Two years have passed since we first encountered Alt-J’s own spectacular brand of indie music at the Blind Pig in Ann Arbor. In that small, sweaty space a couple hundred unsuspecting students and Ann Arborites lost their hearts to the band’s reverberant beats and bizarre lyrical creativity just a mere few days before they won the United Kingdom’s Barclaycard Mercury Prize for Best Album of the Year. Since then, the self-dubbed “folk-step” group has surpassed the hopes of their dedicated fan base, riding the admittedly awesome wave – haha – of their new fame to all corners of the world. This time, they played for over a thousand people in The Fillmore’s sparkling concert hall, and although the space was very large (though still sweaty), ticket prices steeper and the set list a little longer, Alt-J continues to radiate that same musical brilliance that captivated us in 2012.

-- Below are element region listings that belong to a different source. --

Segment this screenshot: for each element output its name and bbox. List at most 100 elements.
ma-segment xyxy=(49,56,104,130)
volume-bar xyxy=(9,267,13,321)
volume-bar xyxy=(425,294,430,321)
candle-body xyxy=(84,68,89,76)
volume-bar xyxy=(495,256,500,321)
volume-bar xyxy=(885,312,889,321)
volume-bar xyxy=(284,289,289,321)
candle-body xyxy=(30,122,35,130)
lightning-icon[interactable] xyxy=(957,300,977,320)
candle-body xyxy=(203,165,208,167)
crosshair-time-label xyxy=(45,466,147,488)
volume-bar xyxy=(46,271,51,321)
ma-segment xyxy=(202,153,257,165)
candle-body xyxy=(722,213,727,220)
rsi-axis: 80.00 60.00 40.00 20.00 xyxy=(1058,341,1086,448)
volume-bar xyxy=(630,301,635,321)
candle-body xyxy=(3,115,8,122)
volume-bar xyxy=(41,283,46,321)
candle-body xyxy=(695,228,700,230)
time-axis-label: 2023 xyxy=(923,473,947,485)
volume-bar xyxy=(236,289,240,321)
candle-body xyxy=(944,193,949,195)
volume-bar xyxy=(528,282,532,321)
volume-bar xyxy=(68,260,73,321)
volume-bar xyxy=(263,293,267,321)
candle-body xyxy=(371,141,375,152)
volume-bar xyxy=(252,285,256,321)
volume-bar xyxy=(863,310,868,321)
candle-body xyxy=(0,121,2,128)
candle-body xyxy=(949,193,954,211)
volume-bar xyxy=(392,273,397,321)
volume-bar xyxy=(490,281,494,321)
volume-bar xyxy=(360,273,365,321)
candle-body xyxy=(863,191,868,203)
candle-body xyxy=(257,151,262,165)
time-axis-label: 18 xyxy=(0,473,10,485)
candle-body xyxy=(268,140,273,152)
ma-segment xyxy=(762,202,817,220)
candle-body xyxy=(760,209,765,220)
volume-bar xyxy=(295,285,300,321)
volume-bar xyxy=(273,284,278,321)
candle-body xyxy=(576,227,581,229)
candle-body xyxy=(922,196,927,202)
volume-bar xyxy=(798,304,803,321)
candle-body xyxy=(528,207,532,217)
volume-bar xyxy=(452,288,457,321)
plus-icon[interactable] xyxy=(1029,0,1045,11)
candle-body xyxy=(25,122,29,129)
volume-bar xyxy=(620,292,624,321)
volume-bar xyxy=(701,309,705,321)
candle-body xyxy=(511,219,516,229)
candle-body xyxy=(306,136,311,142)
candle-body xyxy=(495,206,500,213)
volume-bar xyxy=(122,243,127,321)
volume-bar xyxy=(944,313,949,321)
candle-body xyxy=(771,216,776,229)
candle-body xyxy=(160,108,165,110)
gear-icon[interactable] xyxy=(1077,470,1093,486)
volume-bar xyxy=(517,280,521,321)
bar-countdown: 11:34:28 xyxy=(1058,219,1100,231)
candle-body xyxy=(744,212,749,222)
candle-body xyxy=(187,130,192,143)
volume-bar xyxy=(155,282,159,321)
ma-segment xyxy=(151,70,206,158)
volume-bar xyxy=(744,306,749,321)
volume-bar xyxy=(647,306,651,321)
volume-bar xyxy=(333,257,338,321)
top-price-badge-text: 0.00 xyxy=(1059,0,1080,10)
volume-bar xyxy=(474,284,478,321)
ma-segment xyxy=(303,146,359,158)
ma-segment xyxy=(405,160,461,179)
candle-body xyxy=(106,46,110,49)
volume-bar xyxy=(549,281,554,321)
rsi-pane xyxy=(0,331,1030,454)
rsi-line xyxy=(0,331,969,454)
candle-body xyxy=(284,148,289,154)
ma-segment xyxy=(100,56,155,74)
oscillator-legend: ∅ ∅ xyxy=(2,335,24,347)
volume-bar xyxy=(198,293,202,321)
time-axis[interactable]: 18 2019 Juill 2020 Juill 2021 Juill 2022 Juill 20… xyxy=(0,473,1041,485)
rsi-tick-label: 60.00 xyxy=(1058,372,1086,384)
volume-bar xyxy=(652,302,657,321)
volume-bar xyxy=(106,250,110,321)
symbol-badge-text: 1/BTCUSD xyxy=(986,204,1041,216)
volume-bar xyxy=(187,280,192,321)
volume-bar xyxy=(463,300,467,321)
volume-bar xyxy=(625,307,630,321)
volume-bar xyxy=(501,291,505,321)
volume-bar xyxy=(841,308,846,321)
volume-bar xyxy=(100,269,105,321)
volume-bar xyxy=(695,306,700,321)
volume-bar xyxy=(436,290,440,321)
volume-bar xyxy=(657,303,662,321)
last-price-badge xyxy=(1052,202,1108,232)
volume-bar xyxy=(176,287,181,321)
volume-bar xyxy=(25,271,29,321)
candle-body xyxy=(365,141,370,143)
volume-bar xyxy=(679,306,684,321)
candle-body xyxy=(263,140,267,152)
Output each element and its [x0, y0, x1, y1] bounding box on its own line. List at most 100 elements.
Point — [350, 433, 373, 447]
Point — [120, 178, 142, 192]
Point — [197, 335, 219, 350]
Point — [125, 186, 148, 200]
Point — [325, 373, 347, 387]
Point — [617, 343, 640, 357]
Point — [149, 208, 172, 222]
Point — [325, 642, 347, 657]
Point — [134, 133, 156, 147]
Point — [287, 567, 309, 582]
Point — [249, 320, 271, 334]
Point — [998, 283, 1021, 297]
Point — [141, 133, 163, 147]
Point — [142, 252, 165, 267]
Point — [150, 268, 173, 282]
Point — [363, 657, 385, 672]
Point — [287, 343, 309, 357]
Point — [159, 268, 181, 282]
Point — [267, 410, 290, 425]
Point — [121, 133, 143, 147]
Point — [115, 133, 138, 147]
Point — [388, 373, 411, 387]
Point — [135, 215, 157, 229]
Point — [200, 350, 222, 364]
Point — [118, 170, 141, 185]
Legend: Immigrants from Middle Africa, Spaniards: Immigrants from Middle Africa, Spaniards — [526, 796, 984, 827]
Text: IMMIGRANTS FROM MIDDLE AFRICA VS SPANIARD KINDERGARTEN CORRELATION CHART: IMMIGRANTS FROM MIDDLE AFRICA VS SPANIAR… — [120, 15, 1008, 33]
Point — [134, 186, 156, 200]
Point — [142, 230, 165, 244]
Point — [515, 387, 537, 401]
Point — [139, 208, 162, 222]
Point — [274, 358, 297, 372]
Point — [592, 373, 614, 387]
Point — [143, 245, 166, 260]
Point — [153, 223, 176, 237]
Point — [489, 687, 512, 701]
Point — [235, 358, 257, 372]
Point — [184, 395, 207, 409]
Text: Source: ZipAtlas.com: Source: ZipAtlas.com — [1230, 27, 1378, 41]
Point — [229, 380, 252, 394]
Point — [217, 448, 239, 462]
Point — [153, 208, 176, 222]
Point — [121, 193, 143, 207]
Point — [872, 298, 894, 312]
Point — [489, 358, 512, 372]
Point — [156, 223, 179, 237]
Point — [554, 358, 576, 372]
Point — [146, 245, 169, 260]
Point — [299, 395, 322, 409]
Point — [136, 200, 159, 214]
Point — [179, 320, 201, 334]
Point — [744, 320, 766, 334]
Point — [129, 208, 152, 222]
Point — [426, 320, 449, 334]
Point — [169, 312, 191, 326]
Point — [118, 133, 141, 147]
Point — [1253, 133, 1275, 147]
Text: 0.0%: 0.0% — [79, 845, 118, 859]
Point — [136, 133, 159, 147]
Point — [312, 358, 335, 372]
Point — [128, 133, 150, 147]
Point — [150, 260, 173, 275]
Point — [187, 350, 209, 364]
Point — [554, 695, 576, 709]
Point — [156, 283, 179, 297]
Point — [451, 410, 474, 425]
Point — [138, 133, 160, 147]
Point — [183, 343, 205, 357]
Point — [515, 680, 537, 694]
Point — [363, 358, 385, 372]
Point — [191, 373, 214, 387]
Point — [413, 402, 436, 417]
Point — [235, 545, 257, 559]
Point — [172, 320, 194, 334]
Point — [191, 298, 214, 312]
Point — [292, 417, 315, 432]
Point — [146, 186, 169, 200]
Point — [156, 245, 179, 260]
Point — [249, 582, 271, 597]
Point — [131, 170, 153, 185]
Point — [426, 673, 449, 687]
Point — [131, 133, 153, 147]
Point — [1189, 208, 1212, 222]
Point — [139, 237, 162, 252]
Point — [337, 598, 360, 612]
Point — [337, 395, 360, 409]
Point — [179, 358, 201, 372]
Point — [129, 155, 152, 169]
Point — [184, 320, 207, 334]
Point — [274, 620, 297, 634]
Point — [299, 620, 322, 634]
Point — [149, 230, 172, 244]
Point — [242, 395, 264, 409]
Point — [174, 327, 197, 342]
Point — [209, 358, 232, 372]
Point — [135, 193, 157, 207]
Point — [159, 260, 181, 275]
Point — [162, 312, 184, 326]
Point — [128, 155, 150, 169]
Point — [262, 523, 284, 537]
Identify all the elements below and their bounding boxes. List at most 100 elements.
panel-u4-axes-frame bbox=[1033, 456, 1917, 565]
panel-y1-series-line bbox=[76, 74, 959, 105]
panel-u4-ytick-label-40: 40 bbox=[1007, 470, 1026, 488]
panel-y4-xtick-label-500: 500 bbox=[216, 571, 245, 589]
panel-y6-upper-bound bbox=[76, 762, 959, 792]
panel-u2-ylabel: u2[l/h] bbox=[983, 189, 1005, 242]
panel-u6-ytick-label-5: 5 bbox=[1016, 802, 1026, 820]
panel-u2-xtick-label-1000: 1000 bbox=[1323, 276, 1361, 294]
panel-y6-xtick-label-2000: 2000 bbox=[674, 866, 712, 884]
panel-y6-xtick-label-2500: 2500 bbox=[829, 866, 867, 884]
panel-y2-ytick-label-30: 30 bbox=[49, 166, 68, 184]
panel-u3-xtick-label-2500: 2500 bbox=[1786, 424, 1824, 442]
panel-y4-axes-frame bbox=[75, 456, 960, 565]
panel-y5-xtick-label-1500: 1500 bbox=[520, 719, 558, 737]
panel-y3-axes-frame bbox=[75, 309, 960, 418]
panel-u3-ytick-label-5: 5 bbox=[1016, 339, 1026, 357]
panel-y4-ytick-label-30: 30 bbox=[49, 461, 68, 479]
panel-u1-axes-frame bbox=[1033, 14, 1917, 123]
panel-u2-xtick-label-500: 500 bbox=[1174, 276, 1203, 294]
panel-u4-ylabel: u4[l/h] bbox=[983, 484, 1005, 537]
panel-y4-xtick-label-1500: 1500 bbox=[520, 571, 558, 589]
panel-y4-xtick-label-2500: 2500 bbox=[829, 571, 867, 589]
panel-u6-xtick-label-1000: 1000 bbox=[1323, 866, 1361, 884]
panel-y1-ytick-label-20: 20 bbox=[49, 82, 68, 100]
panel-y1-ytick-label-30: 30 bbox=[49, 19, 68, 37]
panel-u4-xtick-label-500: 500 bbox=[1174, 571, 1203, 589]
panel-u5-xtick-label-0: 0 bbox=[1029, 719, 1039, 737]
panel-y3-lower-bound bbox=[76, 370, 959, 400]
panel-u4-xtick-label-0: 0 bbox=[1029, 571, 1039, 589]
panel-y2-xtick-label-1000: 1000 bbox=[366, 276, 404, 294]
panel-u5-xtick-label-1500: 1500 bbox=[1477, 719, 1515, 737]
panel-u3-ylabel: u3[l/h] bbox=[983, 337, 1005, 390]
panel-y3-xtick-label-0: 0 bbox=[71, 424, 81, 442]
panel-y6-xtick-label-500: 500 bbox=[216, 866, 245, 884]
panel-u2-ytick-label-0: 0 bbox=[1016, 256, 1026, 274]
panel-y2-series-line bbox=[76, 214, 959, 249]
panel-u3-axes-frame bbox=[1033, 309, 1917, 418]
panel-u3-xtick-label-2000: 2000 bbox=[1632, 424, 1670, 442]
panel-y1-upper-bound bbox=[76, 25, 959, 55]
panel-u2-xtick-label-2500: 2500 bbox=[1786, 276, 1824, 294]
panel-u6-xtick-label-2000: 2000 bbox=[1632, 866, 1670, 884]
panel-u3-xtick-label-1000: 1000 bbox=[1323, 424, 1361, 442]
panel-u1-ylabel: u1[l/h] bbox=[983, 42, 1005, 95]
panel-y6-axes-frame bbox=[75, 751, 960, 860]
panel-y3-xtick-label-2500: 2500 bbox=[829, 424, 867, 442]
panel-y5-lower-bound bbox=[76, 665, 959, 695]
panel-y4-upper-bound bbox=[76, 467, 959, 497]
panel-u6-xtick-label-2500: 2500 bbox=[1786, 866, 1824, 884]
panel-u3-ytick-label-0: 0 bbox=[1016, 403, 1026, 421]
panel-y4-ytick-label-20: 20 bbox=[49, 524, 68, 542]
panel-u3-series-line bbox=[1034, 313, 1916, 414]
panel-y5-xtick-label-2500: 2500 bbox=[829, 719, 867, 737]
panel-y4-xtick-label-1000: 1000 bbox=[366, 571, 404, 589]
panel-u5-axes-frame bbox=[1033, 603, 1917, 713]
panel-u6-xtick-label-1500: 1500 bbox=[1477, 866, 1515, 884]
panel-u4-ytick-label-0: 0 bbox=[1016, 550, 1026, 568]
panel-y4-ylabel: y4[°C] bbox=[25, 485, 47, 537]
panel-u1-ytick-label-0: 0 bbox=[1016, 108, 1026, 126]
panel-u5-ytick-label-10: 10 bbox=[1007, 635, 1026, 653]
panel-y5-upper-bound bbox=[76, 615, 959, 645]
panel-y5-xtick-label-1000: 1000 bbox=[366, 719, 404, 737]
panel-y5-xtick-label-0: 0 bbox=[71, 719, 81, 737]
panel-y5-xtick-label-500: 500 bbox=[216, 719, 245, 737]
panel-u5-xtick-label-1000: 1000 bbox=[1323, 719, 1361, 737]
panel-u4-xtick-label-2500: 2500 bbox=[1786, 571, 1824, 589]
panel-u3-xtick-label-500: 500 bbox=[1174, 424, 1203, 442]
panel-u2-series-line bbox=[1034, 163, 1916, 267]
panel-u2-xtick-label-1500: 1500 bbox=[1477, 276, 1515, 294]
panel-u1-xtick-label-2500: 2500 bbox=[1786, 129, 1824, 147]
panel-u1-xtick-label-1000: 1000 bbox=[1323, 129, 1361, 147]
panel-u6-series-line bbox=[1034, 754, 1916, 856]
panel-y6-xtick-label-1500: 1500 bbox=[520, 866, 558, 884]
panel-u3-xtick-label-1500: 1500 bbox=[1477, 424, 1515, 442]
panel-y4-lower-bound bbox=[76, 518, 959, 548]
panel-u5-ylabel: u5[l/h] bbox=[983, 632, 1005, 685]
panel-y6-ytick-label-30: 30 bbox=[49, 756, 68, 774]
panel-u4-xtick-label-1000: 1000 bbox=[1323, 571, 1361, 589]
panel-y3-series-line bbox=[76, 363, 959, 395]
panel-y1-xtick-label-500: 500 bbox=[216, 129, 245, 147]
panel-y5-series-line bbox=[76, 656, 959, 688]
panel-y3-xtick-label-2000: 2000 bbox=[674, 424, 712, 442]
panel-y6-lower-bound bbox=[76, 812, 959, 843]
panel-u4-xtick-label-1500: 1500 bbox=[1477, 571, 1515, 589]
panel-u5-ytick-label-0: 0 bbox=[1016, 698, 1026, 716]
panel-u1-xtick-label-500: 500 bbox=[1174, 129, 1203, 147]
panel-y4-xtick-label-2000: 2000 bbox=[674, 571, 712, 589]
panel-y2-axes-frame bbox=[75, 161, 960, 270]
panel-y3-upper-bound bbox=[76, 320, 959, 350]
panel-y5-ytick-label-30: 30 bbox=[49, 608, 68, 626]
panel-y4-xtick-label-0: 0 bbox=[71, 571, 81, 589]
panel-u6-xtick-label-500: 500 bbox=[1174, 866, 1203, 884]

They kicked off their performance with a rendition of “Hunger Of The Pine”, followed by “Fitzpleasure” – two strong picks from their first and latest album that drove the crowd into a flurry of unrestrained excitement. Soon enough there were quite a few delta’s being thrown into the air, which sparked dedicational rivalry among the die-hards who can’t decide what the proper hand-finger placement is (does anyone really know?). Until there’s an official decision on this front, it’s probably safest to stick to making ∆’s on your keyboard and in Instagram captions.
The show showcased a perfect blend of first album favorites and tasty tidbits from This Is All Yours, which the band released in September. Joe Newman’s trademark vocals led us through choice picks like “Something Good”, “Tessellate”, “Interlude 1”, “Warm Foothills”, and “Left Hand Free” with some harmonious help from Gus Unger-Hamilton, whom we interviewed a while back.
“Breezeblocks” appropriately concluded the set, met with an approving roar from the fans. Alt-J refuses to disappoint with a second sold-out (and objectively magical) appearance in Detroit – we can't wait for the next one.